In our study, treatment with tocilizumab appeared safe, with no adverse events attributable to this medication. The prolongation of QTc was likely due to concomitant chloroquine therapy.Similar to tocilizumab, the IL-1 receptor antagonist anakinra is used in the treatment of hyperinflammatory conditions. According to Cavalli et al. [19], inhibition of IL-1 with high-dose anakinra was associated with clinical improvement in 72% of patients. As anakinra is considered very safe, it has even been administered in patients with severe viral infections (e.g., Epstein Barr virus, influenza H1N1, and Ebola) [20]. There are a few reports of the use of anakinra in COVID-19, which have confirmed its good safety profile [21,22]. Still, its evaluation remains difficult due to the number of comedications used for both COVID-19 and coexistent conditions [21,22].

Viral pneumonia may result in long-term lung disability as a consequence of both the disease itself and from treatment-related organ damage. Indeed, in a number of SARS or influenza survivors, the lung function gradually improved over 15 years, with most patients never reaching their pre-infection status [23,24]. Therefore, long-term pulmonary consequences of COVID-19 are highly probable; although, their evolution is fairly predictable, as most patients are elderly and have a number of chronic conditions [25]. The optimal monitoring technique for these patients seems to be chest CT, which was performed in the majority of our patients [26]. To date, there are only a few post-recovery observations of the long-term impact of SARS-CoV-2 infection on lung tissue and pulmonary function, which have demonstrated significant pulmonary outcomes in some patients and complete recovery in others [25,27]. In contrast to these reports, we found an improvement in lung changes on chest CT/X-ray in 84% of patients in our study. Most of these patients demonstrated no (ceased) or minimal lung changes between two and eight weeks after treatment, which could be a result of the anti-inflammatory activity of tocilizumab.

Our study had limitations. First, the study cohort was a small and heterogeneous sample (i.e., patients with different comorbidities, different co-treatments). Second, the study was retrospective in nature, which could be associated, for example, with selection bias. Third, the clinical and radiological improvements were rated subjectively, and the raters were not blinded. Fourth, there was no comparative group due to no registered standard of care with confirmed effectiveness in COVID-19 at the moment of data collection. Despite of concomitant medication with chloroquine and lopinavir/ritonavir in large majority of patients, it does not seem to affect course of the disease according to recent research.
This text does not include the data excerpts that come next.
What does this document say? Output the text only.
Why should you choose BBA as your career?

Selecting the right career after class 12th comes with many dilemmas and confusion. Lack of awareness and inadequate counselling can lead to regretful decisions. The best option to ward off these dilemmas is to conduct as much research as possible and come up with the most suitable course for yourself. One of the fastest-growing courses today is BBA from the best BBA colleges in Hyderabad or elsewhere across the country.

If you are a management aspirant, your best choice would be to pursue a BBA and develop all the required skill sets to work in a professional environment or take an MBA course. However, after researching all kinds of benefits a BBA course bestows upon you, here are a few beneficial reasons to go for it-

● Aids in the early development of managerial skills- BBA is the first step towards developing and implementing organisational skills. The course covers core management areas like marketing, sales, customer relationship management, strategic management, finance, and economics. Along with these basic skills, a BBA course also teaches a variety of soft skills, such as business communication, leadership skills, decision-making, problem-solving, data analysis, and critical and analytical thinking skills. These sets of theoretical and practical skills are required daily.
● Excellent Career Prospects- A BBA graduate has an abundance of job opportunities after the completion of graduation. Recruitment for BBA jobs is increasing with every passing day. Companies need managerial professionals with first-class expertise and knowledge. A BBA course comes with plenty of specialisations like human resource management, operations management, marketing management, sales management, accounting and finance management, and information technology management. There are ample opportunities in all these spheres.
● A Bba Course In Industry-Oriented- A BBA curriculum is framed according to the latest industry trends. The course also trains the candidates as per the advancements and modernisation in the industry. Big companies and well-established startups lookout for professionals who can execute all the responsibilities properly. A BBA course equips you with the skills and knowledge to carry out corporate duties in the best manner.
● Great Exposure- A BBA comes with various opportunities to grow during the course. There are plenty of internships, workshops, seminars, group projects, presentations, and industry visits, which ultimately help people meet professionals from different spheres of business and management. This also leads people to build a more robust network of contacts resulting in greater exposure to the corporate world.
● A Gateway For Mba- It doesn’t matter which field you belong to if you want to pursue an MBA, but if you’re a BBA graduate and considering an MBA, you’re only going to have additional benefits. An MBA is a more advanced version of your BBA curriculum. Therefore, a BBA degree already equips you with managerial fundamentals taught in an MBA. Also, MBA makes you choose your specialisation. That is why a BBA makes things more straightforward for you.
Objective outcomes, such as the need for oxygen therapy and inflammatory markers, confirmed the effect of tocilizumab.

Conclusion

In conclusion, tocilizumab shows promise in the treatment of severe COVID-19. Tocilizumab may improve the clinical status in patients with COVID-19 by reducing the inflammatory response, which is reflected by the regression of lung changes and a reduced need for oxygen therapy or mechanical ventilation. The outcomes of current randomized, controlled trials should provide more evidence on the efficacy and safety of tocilizumab in patients with COVID-19.